L’ONG Transparency International France souligne l’importance cruciale de la probité locale, regrettant qu’elle reste un « enjeu encore secondaire dans les campagnes municipales ». Selon l’organisme anticorruption, la confiance des citoyens envers leurs élus locaux est directement liée à cette probité. Afin de promouvoir ce qu’elle qualifie de « combat républicain de salubrité publique », Transparency International France a lancé l’initiative « Ma ville intègre ».
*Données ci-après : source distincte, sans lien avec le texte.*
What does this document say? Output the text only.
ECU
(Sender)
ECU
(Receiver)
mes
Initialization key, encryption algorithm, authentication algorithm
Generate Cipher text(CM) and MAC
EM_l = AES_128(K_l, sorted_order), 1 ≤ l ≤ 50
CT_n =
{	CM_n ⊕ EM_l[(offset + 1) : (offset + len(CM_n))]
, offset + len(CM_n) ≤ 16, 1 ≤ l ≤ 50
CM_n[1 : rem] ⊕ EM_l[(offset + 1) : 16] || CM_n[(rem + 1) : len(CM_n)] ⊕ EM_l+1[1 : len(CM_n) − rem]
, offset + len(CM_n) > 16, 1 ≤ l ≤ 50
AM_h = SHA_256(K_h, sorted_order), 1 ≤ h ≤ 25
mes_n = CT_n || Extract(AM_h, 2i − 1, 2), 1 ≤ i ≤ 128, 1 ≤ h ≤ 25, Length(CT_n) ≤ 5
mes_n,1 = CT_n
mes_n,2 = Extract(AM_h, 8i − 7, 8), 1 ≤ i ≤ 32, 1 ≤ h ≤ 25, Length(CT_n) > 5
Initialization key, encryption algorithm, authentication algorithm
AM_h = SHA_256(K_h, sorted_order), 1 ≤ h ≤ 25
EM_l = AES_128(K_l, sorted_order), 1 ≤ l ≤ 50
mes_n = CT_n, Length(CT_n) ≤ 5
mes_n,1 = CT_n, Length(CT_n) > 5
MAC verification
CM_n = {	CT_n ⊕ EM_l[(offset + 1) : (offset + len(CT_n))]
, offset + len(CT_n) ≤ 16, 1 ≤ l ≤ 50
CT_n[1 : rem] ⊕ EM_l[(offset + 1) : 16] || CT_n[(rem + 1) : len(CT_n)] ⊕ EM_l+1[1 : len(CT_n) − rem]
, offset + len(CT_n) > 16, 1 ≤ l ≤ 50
Cette démarche, initiée en février, a interpellé les candidats aux élections des 15 et 22 mars, leur soumettant dix engagements clés en faveur d’une transparence accrue de la vie politique locale. L’objectif est de sensibiliser et d’obtenir des engagements concrets des futurs maires et de leurs équipes.
Mardi 10 mars, un décompte révélait que 107 listes, réparties dans 73 communes, s’étaient engagées à adopter une partie ou la totalité des propositions de l’ONG. Ce chiffre représente un peu plus de 20 % des listes sollicitées par Transparency International France, qui a ciblé les candidats des villes de plus de 50 000 habitants.
Parmi les signataires notables figurent des personnalités socialistes telles qu’Arnaud Deslandes (Lille), Nathalie Appéré (Rennes), Johanna Roland (Nantes), ainsi que des écologistes comme Grégory Doucet (Lyon) et Léonore Moncond’huy (Poitiers). À Paris, Sophia Chikirou (LFI) et Emmanuel Grégoire (socialiste, union de la gauche) ont également répondu favorablement à l’appel de l’association, marquant ainsi leur engagement pour une gouvernance locale transparente et intègre. Cet engagement souligne une prise de conscience progressive mais nécessaire de l’importance de l’éthique dans la gestion des affaires publiques locales.